The leaders of Afghanistan and Pakistan are over in Washington visiting Obama. When the emperor calls, all tremble and obey.
He's very, very sorry about the 100+ civilians killed by U.S. air strikes. Not as sorry as the Afghans, I bet.
I wonder if this has anything to do with the escalating civilian casualties?
Record bombs dropped in Afghanistan in April
"Air Force, Navy and other coalition warplanes dropped a record number of bombs in Afghanistan during April, Air Forces Central figures show.
In the past month, warplanes released 438 bombs, the most ever."
Meanwhile, Stephen Harper decided to make a surprise visit to Afghanistan.
Surprise! Glad to see me?
I didn't like the sound of this much, though. He's thanking the U.S. for their "help".
"...I believe ... we will have the numbers we need to begin what we really hope is irreversible progress," he said.
"...Remember friends, before you came here, the Taliban ran this country, Afghanistan, like a medieval gulag," said Harper. "Those dark desperate days are ending."
Something irreversible has happened, alright. I don't think it can be described as progress. The dark, desperate days are just beginning.
The CTV story had this headline:
PM goes off base during surprise Afghanistan visit
One thing...Harper is always way off base, no matter where he is.

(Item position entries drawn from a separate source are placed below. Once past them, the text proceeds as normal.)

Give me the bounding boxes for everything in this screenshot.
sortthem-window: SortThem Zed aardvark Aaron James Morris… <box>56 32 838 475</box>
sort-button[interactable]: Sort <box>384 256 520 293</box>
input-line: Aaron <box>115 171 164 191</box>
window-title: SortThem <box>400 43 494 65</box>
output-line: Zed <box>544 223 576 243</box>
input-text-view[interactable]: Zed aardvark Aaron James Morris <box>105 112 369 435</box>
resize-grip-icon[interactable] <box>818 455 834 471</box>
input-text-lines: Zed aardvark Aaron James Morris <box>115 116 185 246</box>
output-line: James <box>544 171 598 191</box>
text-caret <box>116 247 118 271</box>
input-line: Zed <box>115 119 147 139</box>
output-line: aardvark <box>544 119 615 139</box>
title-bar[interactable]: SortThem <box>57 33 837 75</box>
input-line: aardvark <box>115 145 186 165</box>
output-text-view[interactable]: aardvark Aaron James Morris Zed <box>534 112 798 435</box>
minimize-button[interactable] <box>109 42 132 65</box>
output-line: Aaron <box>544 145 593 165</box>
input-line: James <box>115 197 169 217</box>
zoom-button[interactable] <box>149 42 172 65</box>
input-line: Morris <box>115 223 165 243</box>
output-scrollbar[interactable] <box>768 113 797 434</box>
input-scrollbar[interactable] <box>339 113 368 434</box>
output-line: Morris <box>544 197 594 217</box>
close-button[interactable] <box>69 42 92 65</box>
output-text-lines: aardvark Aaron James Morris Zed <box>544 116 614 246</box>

Meanwhile, reports are coming out (this one from 2006, so gawd knows what's happened since then) of U.S. interrogators killing dozens of detainees and then covering up the evidence.
US interrogators may have killed dozens, human rights researcher and rights group say
"United States interrogators killed nearly four dozen detainees during or after their interrogations...In all, 98 detainees have died while in US hands. Thirty-four homicides have been identified, with at least eight detainees — and as many as 12 — having been tortured to death..."
"...[M]ost of those taken captive were killed in Afghanistan and Iraq. They include at least one Afghani soldier, Jamal Naseer, who was mistakenly arrested in 2004. “Those arrested with Naseer later said that during interrogations U.S. personnel punched and kicked them, hung them upside down, and hit them with sticks or cables,” Sifton writes. “Some said they were doused with cold water and forced to lie in the snow. Nasser collapsed about two weeks after the arrest, complaining of stomach pain, probably an internal hemorrhage.”
"...[A]nother Afghan killing occurred in 2002. Mohammad Sayari was killed by four U.S. servicemembers after being detained for allegedly “following their movements.”
"...“Nagem Sadoon Hatab… a 52-year-old Iraqi, was killed while in U.S. custody at a holding camp close to Nasiriyah,” the group wrote. “Although a U.S. Army medical examiner found that Hatab had died of strangulation, the evidence that would have been required to secure accountability for his death – Hatab’s body – was rendered unusable in court. Hatab’s internal organs were left exposed on an airport tarmac for hours; in the blistering Baghdad heat, the organs were destroyed; the throat bone that would have supported the Army medical examiner’s findings of strangulation was never found.”
"...In another graphic instance, a former Iraqi general was beaten by US forces and suffocated to death. The military officer charged in the death was given just 60 days house arrest."